İngiltere’de halkın gerçek tutkusu, merakı, bugünün dili ile hastalığı futboldur. Herkesin bir takımı var, alt veya üst ligde olmak önemli değil, yüz yıla dayanan tarihleri ile her takımın kendine has kemik bir seyirci kitlesi var. Bu bir tutku. Hafta sonu tüm ailenin eğlencesi, kimi ailesi ile maça gidiyor, kimi arkadaşları ile veya gittiği mekanda arkadaşları ile büyük ekran televizyonda maç seyrediyor.
Bu gelenek son yıllarda İngilizler tarafından çok iyi pazarlanıyor. Geçen hafta bir ihale ile 20 takımdan oluşan İngiliz birinci liginin “ülke içi” yayın hakları dört yıl için 6.7 milyar sterline satıldı. “Premier League” ülkenin içindeki yayın haklarından 8.5 milyar dolar alırsa, buna uluslararası yayın hakları, reklamlar, uluslararası özel maçlar eklenecek. 2022 rakamları ile; dört büyük kulübün yıllık gelirleri; Manchester City’nin 713 milyon, Manchester United’ın 650 milyon, Liverpool’un 595 milyon, Arsenal’in 375 milyon sterlin. Futbol sektörü çok büyük ve önemli.
Gençliğimizde tuttuğunuz takımın seyircileri ile stadda beraber oturur, takımımızı destekleriz, bağırmak çağırmak ve sonuna kadar takımımızı desteklerdik, maç sonunda Taksim meydanına çıkardık. O günlerde stadlarda yere gazete serilerek oturulur, stad önünde yenir, toprak sahada oynanan maç izlenirdi.
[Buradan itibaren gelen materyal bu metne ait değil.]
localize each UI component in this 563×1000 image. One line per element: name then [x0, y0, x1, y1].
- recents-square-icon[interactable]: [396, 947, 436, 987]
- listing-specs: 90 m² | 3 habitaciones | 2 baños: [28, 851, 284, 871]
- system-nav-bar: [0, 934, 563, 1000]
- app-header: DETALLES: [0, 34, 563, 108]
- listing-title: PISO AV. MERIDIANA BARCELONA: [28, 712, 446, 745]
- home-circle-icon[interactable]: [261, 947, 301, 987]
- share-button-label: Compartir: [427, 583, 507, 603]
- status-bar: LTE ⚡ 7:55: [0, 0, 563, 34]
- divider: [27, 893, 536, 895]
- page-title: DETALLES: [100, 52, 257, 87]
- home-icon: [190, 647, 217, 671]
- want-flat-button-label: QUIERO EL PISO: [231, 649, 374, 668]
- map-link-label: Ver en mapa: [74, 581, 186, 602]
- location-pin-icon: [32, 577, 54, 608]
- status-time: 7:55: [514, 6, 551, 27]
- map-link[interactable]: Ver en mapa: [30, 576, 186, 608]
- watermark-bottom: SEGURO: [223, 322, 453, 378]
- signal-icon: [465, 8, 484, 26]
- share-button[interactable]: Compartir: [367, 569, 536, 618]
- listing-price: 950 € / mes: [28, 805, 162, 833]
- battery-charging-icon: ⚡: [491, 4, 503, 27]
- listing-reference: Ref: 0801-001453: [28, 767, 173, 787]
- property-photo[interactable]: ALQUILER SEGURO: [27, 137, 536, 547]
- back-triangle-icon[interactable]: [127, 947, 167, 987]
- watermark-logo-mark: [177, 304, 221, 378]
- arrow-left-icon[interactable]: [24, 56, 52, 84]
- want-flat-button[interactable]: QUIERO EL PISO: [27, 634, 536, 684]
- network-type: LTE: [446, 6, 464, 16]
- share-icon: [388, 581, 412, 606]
Şimdi ise stadlar muhteşem çim sahalar, kapalı tribünleri yenilendi, localar eklendi. Kulüplerin imkanları arttı. ile muhteşem yapılar oluştu, çoğunu devlet yaptı.
Kulüp yöneticilerimiz daha çok devlet yardımı almayı bilenlerden, ilişki yönetenlerden seçilir hale geldi.
Bizse yıllık televizyon yayın ihalesinin bu günün kuru ile 83 milyon dolar ettiği bir durumdayız.
Akşamları da TVlerde spor programlarında futbol yerine kavga, kısır tartışmalar ve kalitesizlik nasıl olur öğreniyoruz.
Bu bugün medyadaki futbol anlayışımız, topluma eğlenceden çok öfke ve bezginlik aşılamak oldu.